Although many of you know me as a writer and founder of The Did Ya Notice? Project, in my spare time I run a non-profit. Well, this so called "spare time" is actually my full time job.
Among the donors to our non-profit are corporations and small businesses. Our donors are truly excellent corporate citizens who see giving back as part of their corporate mission. They also know it is smart business because being a good corporate citizen greatly enhances recruitment and retention of employees.
But there is a problem within the "giving" arena that seems to be growing. Companies: in your efforts to reach out to the non-profit community, you may not realize that there are some problems abrewin'.
So although I am aware that you should not bite the hand that feeds you, I hope you will accept some frisky little nips applied with love. Let me mention my bona fides. I am an entrepreneur and have founded and led both non-profit and for profit organizations. I have worked with and for large corporations, and with foundations. I understand due diligence and the need for return on investment.
I see some troublesome trends that, although intended to help non-profits, may instead harm us.
1. Asking us to do somersaults and backflips when a simple hop, skip, and jump will do. What I mean is, If you are going to give me a relatively small grant (less than $10,000), please don't make me expend more than that in manpower to provide you a proposal. I have had to do almost as much work for $5,000 as for $100,000 grants.
Funders, I know you must do due diligence. I know you don't want to be caught funding a shady organization. But it doesn't have to be this hard. For funding under $10,000, here are my suggestions:
a. Ask for a one-pager describing history, mission, and special project to be funded (if any).
b. Ask for a list of Board members, and talk to some. Do some online research on them.
c. Ask for the latest financial statements.
d. Get the organization's 990 and audited financial report.
e. Visit, and speak to the executive, some board members, and rank and file employees.
In fact, one of our fabulous corporate funders pretty much does just that. It is a pleasure to have them visit, and for us to meet them and vice versa. And we are happy to spend time explaining exactly how we accomplish our mission. They do their due diligence while respecting our time and our mission.

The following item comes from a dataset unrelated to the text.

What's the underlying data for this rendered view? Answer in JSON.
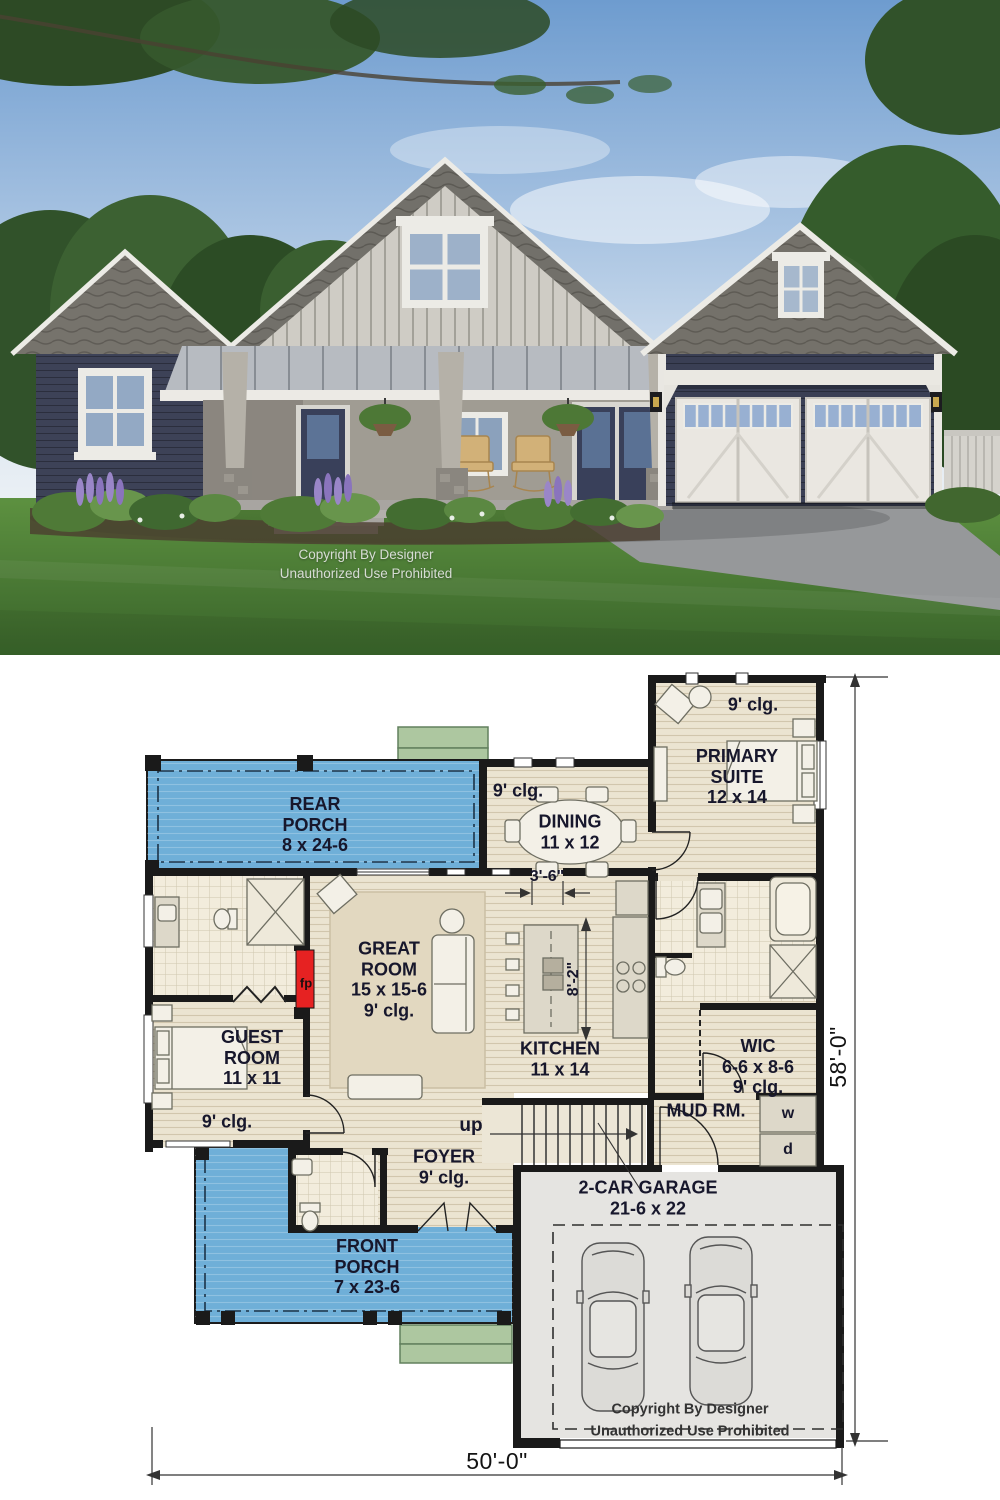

2. Then there are small businesses that provide a "part of their profits" to a non-profit for a short time period. Their definition of "part of their profits" is not clearly defined. When we recently agreed to be the non-profit of the month, we sent out several email blasts that month asking our supporters to buy from this business. We later received only a few hundred dollars for the month! What a boon in PR that was for the business and what a waste of, what I call, our "outreach capital". This term will be discussed further below.
My suggestion for small businesses is to just choose a few local non-profits and give them a percentage of your profits on an on-going basis. A local restaurant chain did that for us and we received a quarterly check that added up to a substantial annual donation. It was most appreciated, and we were happy to thank them regularly through our normal communications.
3. My final gripe is that there is a trend now for organizations to provide fundraising "opportunities" like competing with other non-profits to see how much you can raise in a day. And by the way, you must be sure to co-brand with the sponsor.
The first problem here is the amount of free publicity that the sponsor is getting is way out of whack with the amount of money a small non-profit can raise in a short time period. When participating in this type of fundraising, I really do feel like we small non-profits are tiny little marionettes with our strings pulled by the giants.
The second problem with this trend is that I don't think putting thousands of small non-profits into a fishbowl and having them compete for a dollar is the way to solve community problems. I work in child health care. I believe solving homelessness and improving education are equally worthy missions. I don't want to get into a fight with my hard-working colleagues for your monetary love.
Further, non-profits must be cognizant of, what I coined, our "outreach capital." How many times can we send email blasts to our group of supporters asking for money before they unsubscribe? To cooperate with all these fundraising contests put on by third parties (Pepsi, regional United Way, Razoo are examples), we are expending lots of outreach capital, as well as providing lots of PR for them. But we need to reserve our outreach capital for our own fundraising agenda. We need to keep our own strategy top of mind and not be swayed by giants pulling our strings.
Here is my suggestion relating to this problem:
Third parties should raise their own money for local non-profits. You raise the money yourselves, and then grant it to the non-profits. You could raise money by offering a special product for sale or by undertaking a short-term special fundraising drive yourself. Non-profits can propose to you for how we would use a grant (utilizing my suggestions in #1 above, of course), and then you choose the grantees. This would be similar to how foundation funding gets disbursed.
So, I am asking funders to think again about the proverbial win/win. We non-profits are delighted to publicly thank corporate funders in every way we can. We want you to get a return on your investment in positive PR, in enhanced recruitment and retention, and in just knowing that you are a great corporate citizen. In return, please don't make us use up our "outreach capital" on your goals rather than ours, and please don't stretch us even thinner than we are through overly burdensome requirements for grant writing.
My dear corporate funders: Know that I nip your hand in only the friendliest manner of a frisky puppy. Please don't stop feeding me.